Ouverture des écoles supérieures de commerce de Rouen et Le Havre. A la suite de l’exposition internationale de 1862, on note un certain renouvellement de l’enseignement commercial. La défaite de 1870 et l’effondrement de l’Empire accentuent cette tendance. L’objectif est de former de nouvelles élites marchandes capables de rivaliser avec l’Angleterre et l’Allemagne. En 1914, 8 écoles fonctionneront sous ce statut.

1873

Ouverture de l’école d’apprentis du boulevard de la Villette à Paris (future École Diderot). Octave Gréard, préconisa la création d’une école modèle combinant formation théorique et travail à l’atelier. Il s’agit de la première école professionnelle de la ville de Paris.

1880

Loi portant création des écoles manuelles d’apprentissage. Cette loi crée un nouveau type d’école publique et marque une évolution de l’État à l’égard de l’enseignement technique. Ces écoles peuvent être subventionnées par les deux ministères de l’Instruction publique et du Commerce et de l’Industrie. Ce statut régit aussi les futures écoles nationales professionnelles et les écoles professionnelles de la ville de Paris jusqu’en 1900.

1881

Création des Écoles nationales professionnelles (ENP) de Vierzon et Voiron.

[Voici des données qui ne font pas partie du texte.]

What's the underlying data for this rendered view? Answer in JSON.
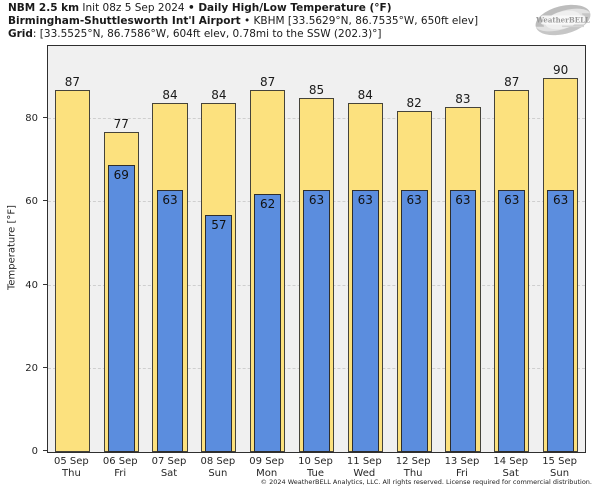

Les « écoles nationales primaires supérieures et professionnelles préparatoires à l’apprentissage », rebaptisées ultérieurement Écoles nationales professionnelles, devaient servir de modèles aux futures écoles manuelles d’apprentissage. Leur niveau s’élevera progressivement, une part importante des élèves les fréquentaient pour préparer le concours d’entrée aux écoles d’arts et métiers.
Création de HEC. L’École des hautes études commerciales se concevait résolument comme un établissement d’enseignement supérieur et ne recrutait ses élèves que dans le secondaire. Son objectif était de former à la direction des affaires dans le commerce, l’industrie ou la banque. Son fonctionnement était calqué sur celui des grandes écoles d’ingénieurs.

1887

Création au ministère du Commerce et de l’Industrie d’une Direction du Personnel et de l’Enseignement technique. En 1920, cette direction est incorporée dans le sous-secrétariat d’État de l’enseignement technique rattaché au ministère de l’Instruction publique.

1888

Création de l’Inspection de l’enseignement technique.

1892

Création des écoles pratiques de commerce et d’industrie. La loi de finances de 1892 transforme 12 écoles primaires supérieures dotées de sections professionnelles  en Écoles pratiques de commerce et d’industrie (EPCI). Chargées de former « des employés du commerce et des ouvriers aptes à être immédiatement utilisables », ces écoles se développent rapidement et leur nombre passe de 12 en 1892 à 122 en 1941.

1896

Loi Liard sur les universités qui permet la constitution d’instituts techniques auprès des facultés. Après la défaite de 1871, la France tente de réorganiser ses universités dans le but de former une nouvelle élite. Cette réforme permet aux facultés des sciences de créer des instituts techniques destinés à former des ingénieurs.